Council finance director Alison Greenhill told members: "Any IT system can be hacked.

"There are people out there who are better than the people who write IT systems.

"We take our IT security incredibly seriously.

"We have two ethical hackers who work for us and their job is to sit in our office and hack into our systems to see how safe they are."

A council spokeswoman told the Mercury: "As a key part of our cyber resilience programme, we employ two IT auditors in our internal audit team.

"They are computer experts trained specifically in cyber security.

"These are computer/technology experts who are 'ethical security testers' and have amongst their varied skill sets the ability to 'ethically hack' computer systems and networks.

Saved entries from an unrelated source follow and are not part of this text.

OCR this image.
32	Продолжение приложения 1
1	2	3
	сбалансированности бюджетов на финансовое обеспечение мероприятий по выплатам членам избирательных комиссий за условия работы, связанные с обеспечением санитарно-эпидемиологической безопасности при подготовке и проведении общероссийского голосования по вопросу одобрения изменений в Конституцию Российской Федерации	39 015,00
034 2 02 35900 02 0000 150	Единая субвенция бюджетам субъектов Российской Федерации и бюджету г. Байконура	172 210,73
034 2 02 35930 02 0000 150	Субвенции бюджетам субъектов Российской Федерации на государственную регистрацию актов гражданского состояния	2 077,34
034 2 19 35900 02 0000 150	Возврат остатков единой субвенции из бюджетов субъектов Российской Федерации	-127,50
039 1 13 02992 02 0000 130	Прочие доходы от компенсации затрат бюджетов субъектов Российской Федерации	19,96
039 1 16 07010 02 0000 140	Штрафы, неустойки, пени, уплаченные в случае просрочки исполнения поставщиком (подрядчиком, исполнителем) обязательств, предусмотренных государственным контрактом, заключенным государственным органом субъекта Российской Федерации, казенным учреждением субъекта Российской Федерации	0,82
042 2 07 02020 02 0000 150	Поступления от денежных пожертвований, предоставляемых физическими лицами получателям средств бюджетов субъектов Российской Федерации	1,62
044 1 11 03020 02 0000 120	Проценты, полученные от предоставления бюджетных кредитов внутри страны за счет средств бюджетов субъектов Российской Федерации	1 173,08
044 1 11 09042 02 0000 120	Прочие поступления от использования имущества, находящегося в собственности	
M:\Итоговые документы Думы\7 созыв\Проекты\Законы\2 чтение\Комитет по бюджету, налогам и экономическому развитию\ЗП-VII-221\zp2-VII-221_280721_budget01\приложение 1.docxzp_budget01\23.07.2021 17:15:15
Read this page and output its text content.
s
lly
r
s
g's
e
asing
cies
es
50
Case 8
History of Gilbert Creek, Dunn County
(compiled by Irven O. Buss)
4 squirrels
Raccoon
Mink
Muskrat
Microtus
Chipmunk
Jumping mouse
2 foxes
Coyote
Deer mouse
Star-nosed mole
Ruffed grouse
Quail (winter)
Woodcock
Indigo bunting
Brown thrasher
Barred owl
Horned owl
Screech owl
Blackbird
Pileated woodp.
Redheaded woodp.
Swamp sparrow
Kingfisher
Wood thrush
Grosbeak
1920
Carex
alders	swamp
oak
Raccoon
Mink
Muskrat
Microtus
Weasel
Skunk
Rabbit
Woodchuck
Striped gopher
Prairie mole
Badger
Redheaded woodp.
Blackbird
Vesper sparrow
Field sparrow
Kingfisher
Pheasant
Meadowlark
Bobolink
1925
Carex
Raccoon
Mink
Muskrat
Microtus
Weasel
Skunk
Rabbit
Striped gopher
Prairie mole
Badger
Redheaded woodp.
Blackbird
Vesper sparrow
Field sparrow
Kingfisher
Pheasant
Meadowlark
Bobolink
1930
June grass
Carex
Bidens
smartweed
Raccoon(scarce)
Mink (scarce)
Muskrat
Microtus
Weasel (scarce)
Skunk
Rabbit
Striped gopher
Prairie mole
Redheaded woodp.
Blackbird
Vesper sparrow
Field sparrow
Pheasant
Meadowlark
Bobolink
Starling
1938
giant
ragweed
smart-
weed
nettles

"This allows us to protect our information and do business online with citizens securely and safely.

"This also helps to ensure that the council has a better understanding of the controls in place to prepare for, protect from, detect and respond to cyber-attacks including practising how we would manage the consequences of a cyber security incident."

She added: "As with other organisations of our size and nature, we are under constant attack from viruses trying to compromise our systems.

"We rely on a number of perimeter and internal security systems to proactively and reactively detect and protect against such attacks.

"Despite these measures, we still encounter localised disruption – where an individual computer may become infected.

"Under such circumstances we rely on our containment and recovery processes to limit the extent of malicious activity. In simple terms, we experience localised infection - an individual computer - as opposed to system attack and/or failure."

The council says it has not yet suffered any major breaches of its IT systems by hackers but, in the past 18 months, 11 staff have had their computers infected, causing disruption to their own machine.

The spokeswoman said: "Three of these resulted in serious disruption to the staff member concerned."

Helge Janicke is the head of De Montfort University's cyber-security centre.

He said: "The use of ethical hackers is reasonably common.

"Within the industry they are called penetration testers.

"It is good practice for a council to use them because they will hold increasing amounts of personal data that hackers would look to access.

"Councils hold people's credit card details and more generally information they get can be sold on."